Zillow Market Pulse: June 29, 2020

June 29, 2020

Pending home sales came roaring back in May. Consumers are saving at a historically high rate, potentially posing problems for the economic recovery. And wage cuts are more common in this recession than in recessions past.

  • A record increase in pending home sales

    • The NAR Pending Home Sales Index rose 44.3% in May from April, the largest one-month rise ever recorded.
    • The index is down just 5.1% from a year ago.
  • Consumers continue to save at a historic rate

    • The personal savings rate fell 9 percentage points in May from April, but remains at 23.2%.
    • Prior to the pandemic, the official rate was higher than 10% only once since 1995.
  • Wage cuts are far more common than a decade ago

    • 11.4% of workers experienced a wage cut in March, April and May, according to the Brookings Institute.
    • During the Great Recession, just 6% of workers had their wages cut.

 So what?

It was only a matter of time before home sales metrics started to improve. Higher-frequency reads of housing market activity and homebuyer demand show marked signs of progress over the last two months, but because of how it is measured the official reading on existing home sales had yet to catch up. That changed today with the release of May's pending sales index – a gauge of signed contracts on sales of existing homes, and usually a leading indicator of home sales in the next one to two months – and the news was even better than expected. The 44.3% monthly increase was easily the largest-ever one-month jump for the series. Pending sales in May were just 5.1% below last year's levels, meaning that despite a precipitous decline in the early Spring – in which the reading fell by more than 20% in successive months to as low as 34% below last year's levels – this forward-looking indicator on the housing market is within striking distance of where it was this time last year. Improvement in sales of existing homes in both June and July from earlier in the spring should be similarly stellar when they are released in coming weeks.

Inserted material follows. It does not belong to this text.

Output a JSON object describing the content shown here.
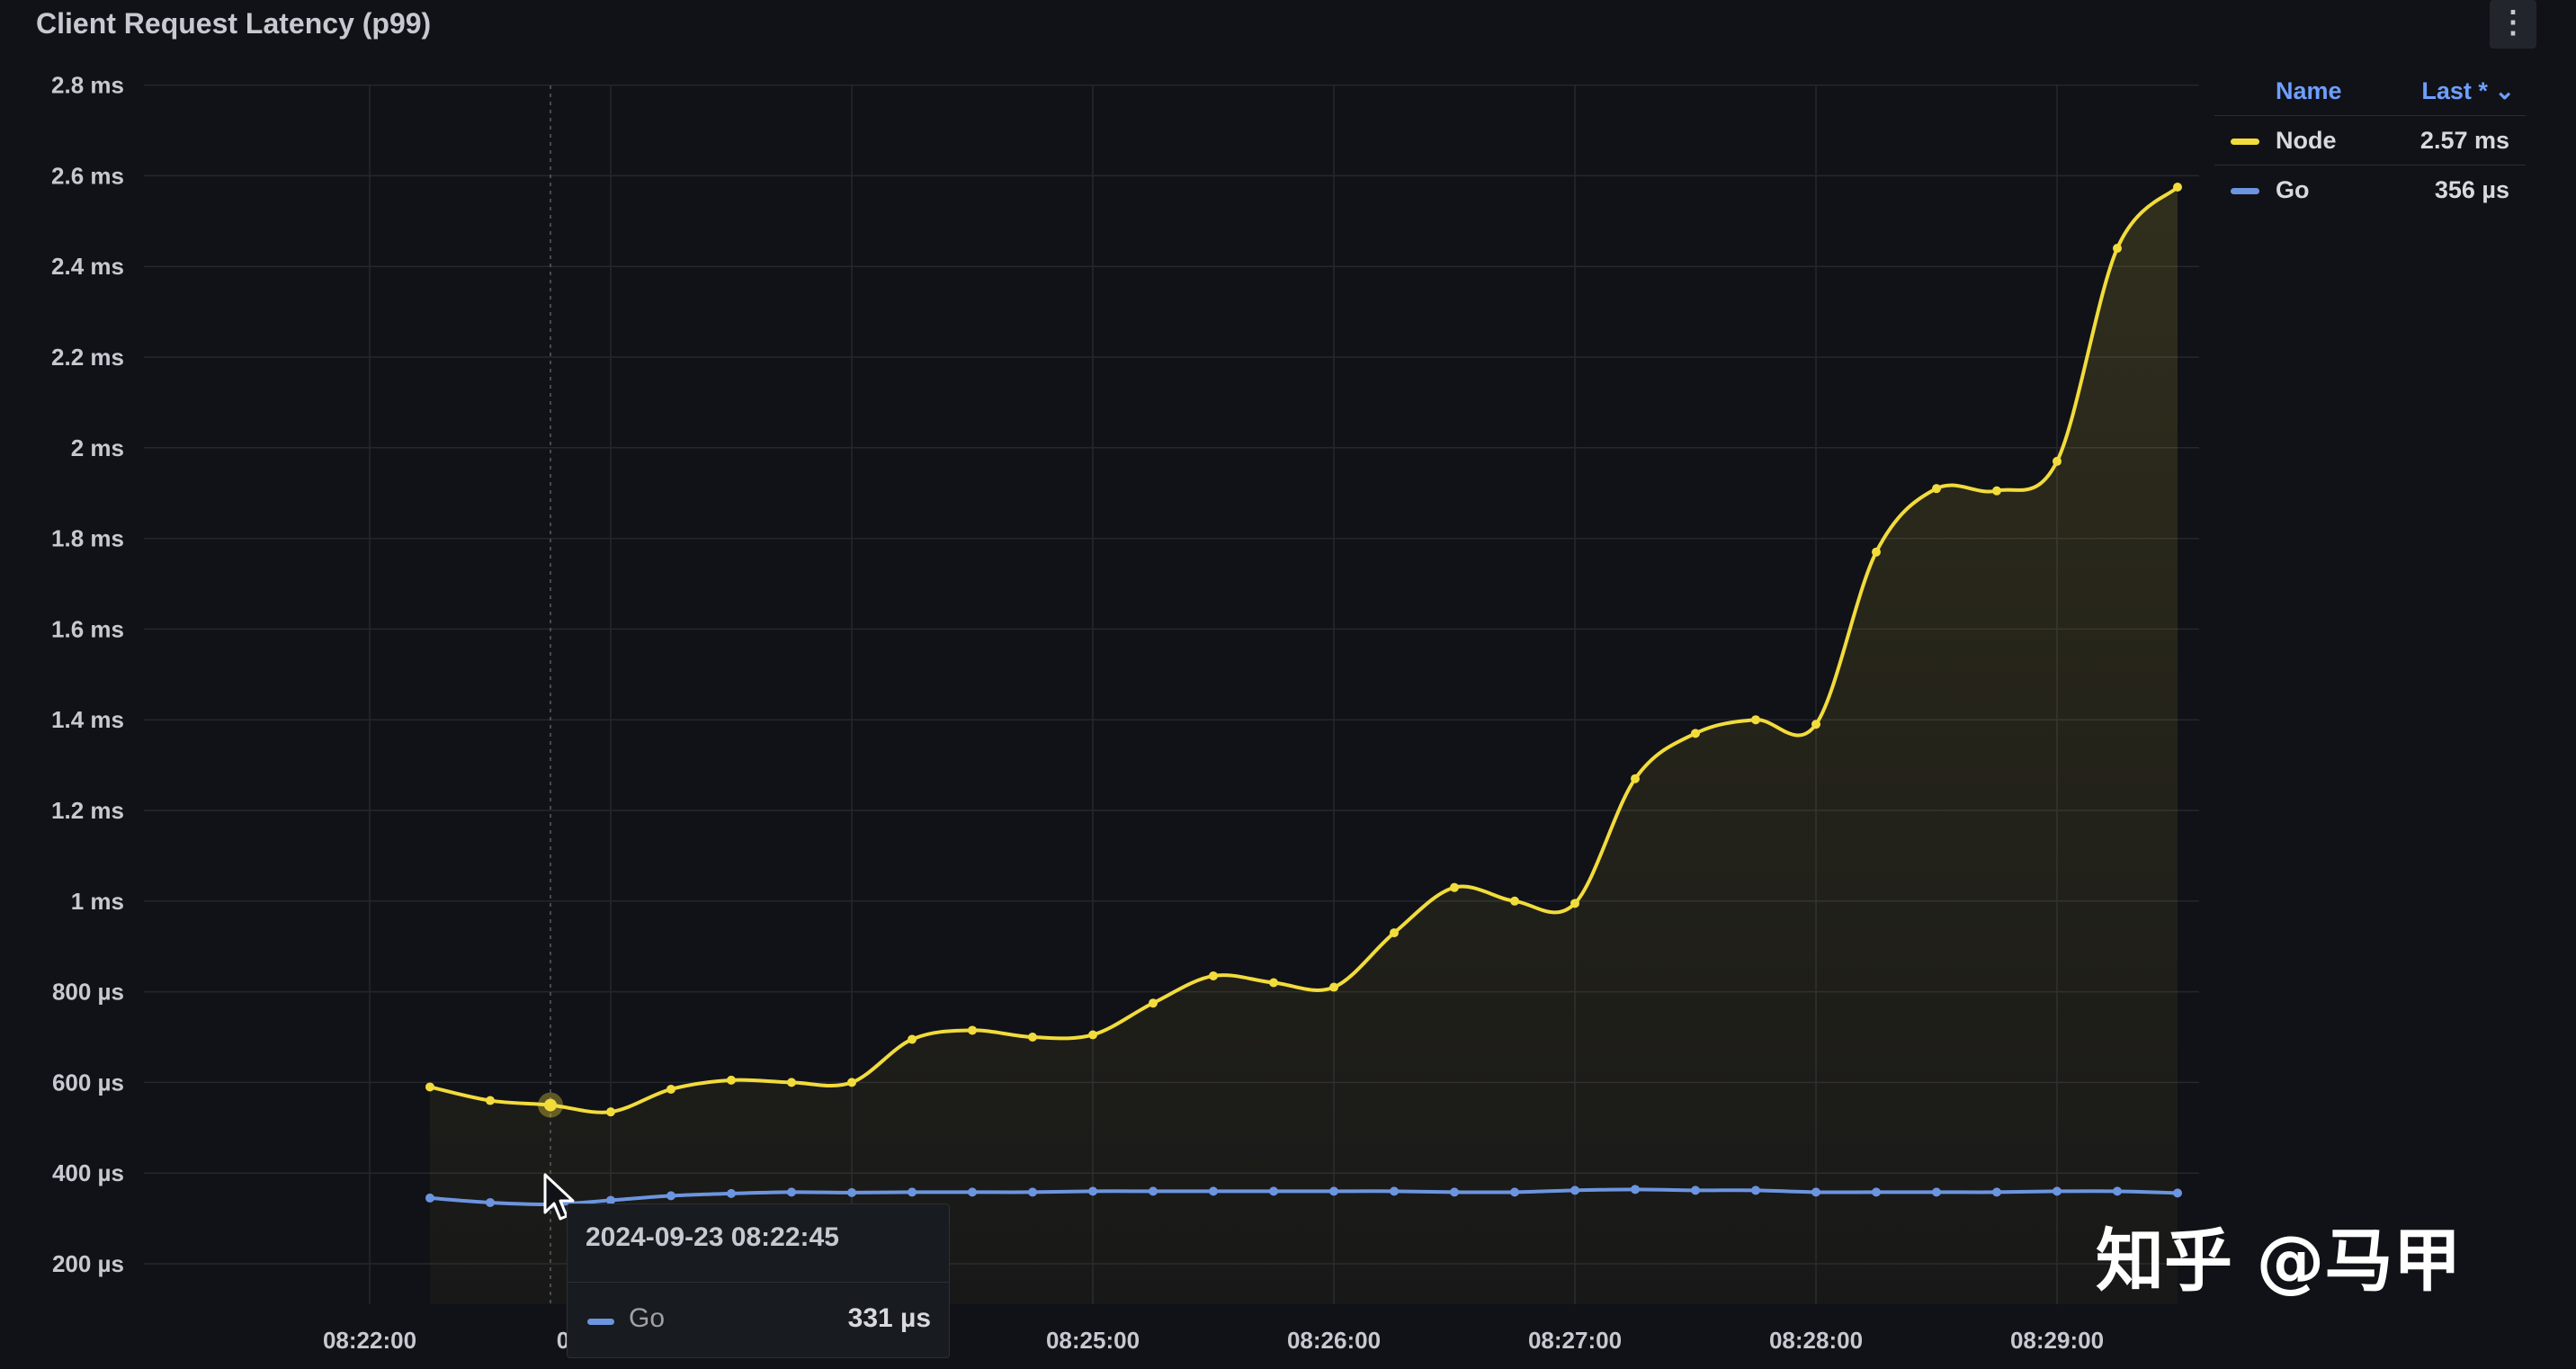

Friday's release of May consumer spending and income data was highlighted by the bounce back in spending and, more specifically, how much of it was thanks to government financial support. But another feature of the report requires attention – the savings rate among U.S. consumers remains historically high. The savings rate – defined as the share of disposable income that consumers do not spend – fell by 9 percentage points in May from April. But the rate remains historically high – prior to the pandemic, the national savings rate had never exceeded 17.3% and only once since 1995 has it even exceeded 10%. The increased rate of savings suggests that while tons of money is being pumped into the system, many people – particularly those with higher incomes and more stable job prospects – are holding off on spending, opting instead to sit on their cash. A failure to fully resume spending will likely impact those in lower-income occupations like leisure and hospitality and retail. If households decide that they would prefer to save their money for an even rainier day, due to the ongoing risks health and economic risks associated with the pandemic, revenue at retail stores, restaurants, theaters and other similar businesses of will continue to fall well short of pre-COVID levels, leaving those businesses unable or unwilling to hire back workers.

The losses in employment that the pandemic has caused have been well documented. But a related issue hasn't received as many headlines despite possibly having a similar impact on people's financial stability. According to a study from the Brookings Institute, cuts to base employee wages have been far more frequent during this recession thus far than they were previous recessions, including the Great Recession. The study shows that 11.4% of all workers received nominal wage cuts in March, April and May, nearly twice the share during the Great Recession (6%). Additionally, during the Great Recession, a small majority of all workers actually received wage increases, whereas so far during this recession, raises have been very rare. Of course, this current recession is only a few months old, so these trends might converge as this recession continues to evolve. But the report is yet another piece of evidence that the impacts to household balance sheets this time around have been very severe.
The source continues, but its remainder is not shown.